Patient forced to wait three days to see doctor

AN ailing patient at Leas Cross waited three days to see a doctor because a staff member claimed difficulty in contacting one, a damning report on the disgraced nursing home reveals.

The report into the mistreatment of elderly residents at the home shows they were let down at all levels — from the nursing home owner to their nursing and care staff to health service management.

The report of Professor Des O’Neill, a consultant geriatrician at Tallaght Hospital, concludes care of the patients at the nursing home was “deficient at many levels” and amounted to “institutional abuse’’.

Prof O’Neill bases his findings on the case notes of 105 patients who died while residents of Leas Cross between 2002 and 2004, as well as other official documents, records and letters pertaining to the nursing home during that time.

One of the key conclusions he draws is that there were too few staff employed, while those who worked there had too little training for the job they were doing. Neither of the two directors of nursing had any qualifications or experience in the specialist area of care of older people and there was no evidence that the owner tried to recruit staff with suitable experience.

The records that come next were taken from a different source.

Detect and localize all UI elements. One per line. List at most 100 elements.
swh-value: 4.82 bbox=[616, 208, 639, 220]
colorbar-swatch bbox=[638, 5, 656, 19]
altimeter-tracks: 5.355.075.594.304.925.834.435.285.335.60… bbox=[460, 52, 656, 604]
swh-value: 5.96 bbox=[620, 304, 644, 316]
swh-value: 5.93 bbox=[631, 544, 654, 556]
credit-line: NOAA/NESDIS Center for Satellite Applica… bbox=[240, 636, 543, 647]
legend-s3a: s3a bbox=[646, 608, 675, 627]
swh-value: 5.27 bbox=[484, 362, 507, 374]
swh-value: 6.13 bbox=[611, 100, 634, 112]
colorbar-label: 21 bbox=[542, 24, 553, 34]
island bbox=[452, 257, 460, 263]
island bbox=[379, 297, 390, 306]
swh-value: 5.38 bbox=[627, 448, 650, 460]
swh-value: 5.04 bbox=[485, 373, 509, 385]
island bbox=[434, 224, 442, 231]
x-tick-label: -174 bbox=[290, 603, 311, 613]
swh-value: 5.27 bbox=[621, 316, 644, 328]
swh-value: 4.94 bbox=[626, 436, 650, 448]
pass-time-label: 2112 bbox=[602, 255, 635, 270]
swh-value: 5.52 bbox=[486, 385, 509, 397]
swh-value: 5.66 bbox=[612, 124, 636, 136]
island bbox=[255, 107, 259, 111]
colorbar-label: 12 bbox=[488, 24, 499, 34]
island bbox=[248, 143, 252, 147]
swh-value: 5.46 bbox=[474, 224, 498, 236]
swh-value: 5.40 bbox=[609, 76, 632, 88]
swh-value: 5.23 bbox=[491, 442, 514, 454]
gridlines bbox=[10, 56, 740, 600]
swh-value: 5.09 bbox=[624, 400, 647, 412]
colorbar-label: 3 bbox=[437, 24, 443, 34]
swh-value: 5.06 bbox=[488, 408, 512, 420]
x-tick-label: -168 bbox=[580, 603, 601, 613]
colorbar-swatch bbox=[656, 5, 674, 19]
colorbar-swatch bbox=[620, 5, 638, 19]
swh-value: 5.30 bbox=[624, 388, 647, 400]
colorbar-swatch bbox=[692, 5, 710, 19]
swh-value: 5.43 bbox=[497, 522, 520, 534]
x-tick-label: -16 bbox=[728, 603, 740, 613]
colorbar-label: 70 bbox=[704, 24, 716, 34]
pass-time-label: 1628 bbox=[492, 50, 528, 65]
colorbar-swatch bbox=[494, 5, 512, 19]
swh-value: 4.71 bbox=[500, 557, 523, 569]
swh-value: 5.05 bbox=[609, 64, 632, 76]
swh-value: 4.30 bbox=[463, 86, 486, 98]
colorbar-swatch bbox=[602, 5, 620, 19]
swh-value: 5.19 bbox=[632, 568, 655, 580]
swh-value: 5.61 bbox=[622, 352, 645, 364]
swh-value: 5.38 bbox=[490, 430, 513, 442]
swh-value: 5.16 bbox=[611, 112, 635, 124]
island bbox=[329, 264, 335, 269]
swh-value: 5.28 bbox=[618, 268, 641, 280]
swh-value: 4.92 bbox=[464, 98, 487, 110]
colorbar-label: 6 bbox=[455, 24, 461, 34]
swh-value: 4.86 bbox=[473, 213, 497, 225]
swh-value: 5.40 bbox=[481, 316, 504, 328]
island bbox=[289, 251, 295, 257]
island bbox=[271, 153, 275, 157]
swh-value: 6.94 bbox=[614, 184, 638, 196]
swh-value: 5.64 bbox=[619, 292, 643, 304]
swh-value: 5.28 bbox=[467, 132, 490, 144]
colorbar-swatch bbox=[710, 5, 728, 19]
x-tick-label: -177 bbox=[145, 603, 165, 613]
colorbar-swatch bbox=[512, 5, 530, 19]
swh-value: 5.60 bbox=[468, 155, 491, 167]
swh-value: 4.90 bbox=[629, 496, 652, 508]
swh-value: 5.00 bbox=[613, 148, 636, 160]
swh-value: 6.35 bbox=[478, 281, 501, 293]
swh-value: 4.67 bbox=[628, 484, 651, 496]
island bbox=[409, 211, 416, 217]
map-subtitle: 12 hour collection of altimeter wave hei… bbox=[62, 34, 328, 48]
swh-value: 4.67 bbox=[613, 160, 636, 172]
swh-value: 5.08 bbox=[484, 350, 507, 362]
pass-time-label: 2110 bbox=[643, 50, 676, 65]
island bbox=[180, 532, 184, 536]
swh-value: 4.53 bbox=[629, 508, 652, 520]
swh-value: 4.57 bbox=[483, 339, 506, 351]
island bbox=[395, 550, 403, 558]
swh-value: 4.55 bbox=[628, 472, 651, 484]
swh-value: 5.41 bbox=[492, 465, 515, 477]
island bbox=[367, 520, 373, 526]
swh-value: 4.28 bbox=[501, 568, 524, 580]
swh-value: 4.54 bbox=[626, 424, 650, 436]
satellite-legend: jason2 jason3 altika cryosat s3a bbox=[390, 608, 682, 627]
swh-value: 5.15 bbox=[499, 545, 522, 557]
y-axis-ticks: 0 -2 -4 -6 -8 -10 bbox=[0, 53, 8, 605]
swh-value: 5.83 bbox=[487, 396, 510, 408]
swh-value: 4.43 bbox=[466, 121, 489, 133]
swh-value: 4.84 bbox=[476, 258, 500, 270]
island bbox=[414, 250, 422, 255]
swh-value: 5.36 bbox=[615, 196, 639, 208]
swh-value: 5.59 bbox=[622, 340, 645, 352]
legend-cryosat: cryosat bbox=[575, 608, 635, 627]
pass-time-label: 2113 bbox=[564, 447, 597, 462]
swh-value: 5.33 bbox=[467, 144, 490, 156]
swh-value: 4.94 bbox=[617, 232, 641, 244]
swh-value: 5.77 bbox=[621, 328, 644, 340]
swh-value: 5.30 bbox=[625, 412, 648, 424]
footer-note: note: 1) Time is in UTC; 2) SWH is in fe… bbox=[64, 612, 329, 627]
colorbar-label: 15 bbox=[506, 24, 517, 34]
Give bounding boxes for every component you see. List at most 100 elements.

This is described by Prof O’Neill as “perhaps the single most grievous area of concern of practice within the nursing home’’. He continues: “It is not unreasonable to infer that many of the other problems arose from this fact.”

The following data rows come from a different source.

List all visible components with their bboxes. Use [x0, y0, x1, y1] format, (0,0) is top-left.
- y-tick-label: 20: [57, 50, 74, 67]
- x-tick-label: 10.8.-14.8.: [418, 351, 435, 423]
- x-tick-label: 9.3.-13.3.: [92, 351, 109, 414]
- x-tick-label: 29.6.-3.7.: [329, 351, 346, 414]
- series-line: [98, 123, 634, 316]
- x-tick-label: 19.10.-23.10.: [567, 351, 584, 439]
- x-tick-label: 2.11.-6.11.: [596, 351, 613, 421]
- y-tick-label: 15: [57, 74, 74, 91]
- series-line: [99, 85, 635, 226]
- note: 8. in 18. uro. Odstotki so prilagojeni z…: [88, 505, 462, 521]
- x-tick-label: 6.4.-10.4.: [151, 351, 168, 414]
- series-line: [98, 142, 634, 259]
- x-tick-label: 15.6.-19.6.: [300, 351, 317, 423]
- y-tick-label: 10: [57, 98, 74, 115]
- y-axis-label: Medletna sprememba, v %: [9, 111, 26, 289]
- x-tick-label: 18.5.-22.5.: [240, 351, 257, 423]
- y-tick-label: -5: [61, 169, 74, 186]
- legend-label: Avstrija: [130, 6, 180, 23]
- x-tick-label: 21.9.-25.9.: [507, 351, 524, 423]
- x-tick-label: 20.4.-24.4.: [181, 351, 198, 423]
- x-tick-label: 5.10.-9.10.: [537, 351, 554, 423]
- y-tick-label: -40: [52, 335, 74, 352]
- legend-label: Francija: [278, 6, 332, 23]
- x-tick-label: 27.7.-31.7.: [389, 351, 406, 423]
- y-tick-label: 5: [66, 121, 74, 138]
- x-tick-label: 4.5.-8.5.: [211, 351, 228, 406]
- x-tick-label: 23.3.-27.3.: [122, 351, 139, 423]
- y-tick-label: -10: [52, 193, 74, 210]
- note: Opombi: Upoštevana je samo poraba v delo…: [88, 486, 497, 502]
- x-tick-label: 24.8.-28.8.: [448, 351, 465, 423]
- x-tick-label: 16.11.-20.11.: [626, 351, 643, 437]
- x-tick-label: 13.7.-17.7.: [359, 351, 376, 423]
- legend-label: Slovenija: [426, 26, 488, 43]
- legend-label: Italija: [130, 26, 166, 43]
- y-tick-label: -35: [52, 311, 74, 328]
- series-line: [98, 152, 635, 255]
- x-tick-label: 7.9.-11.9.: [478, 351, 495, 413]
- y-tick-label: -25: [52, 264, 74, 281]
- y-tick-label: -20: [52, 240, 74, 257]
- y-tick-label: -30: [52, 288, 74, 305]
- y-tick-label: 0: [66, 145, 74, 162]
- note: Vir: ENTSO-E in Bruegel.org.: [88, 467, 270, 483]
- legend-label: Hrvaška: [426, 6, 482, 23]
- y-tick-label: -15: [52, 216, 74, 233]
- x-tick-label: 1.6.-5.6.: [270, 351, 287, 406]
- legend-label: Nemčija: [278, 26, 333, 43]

Only one medical officer was on duty at any given time and there was little evidence that any attention was given to immunisation, infection control or review of medication. There was also a complete absence of documentation recording any use of physiotherapists and occupational therapists.

There was under-recording of dementia among the patients. Official records showed dementia was identified in just over half the patients but a revised estimate for Prof O’Neill’s report suggests the figure was around 80%.

The register of patients was poorly maintained and for 439 of the 690 patients cared for there during the period under scrutiny, there was nothing to say where they had gone after they left or whether they left the register because they had died.

There is a statutory obligation to report deaths within a nursing home yet just 31 of 60 such deaths were notified.

Of patients who were referred to Leas Cross directly from their own home, Prof O’Neill says: “In no set of notes could I find the person’s medical records from their former GP, and I could find no request for their medical records, nor any evidence of such a policy.”

Prof O’Neill is also critical of the excessive use of restraints on patients. “An alarming number of the residents were being noted as being nursed in Buxton chairs,” he says.

Overall death rates rocketed at Leas Cross from 14% in 1998 to 44% in 2001 before evening out to 38%-39% in subsequent years.

Prof O’Neill concludes: “It would be a very major error to presume that the deficits in care shown in Leas Cross represent an isolated incident. Rather, given the lack of structure, funding, standards, and oversight, they are very likely to be replicated to a greater or lesser extent in institutions throughout the long term care system in the country.”

Judgment: report’s key findings

* Leas Cross had inadequate numbers of staff.

* The staff it had were inadequately trained.

* Health service management failed to heed the concerns of medical professionals.

* Health service management exercised poor judgement in trusting that Leas Cross could address the problems.

* Inadequate funding by the State.

* Inadequate attention by the Government and health service to the sector generally.

* Problems and failings likely to be replicated in other nursing homes.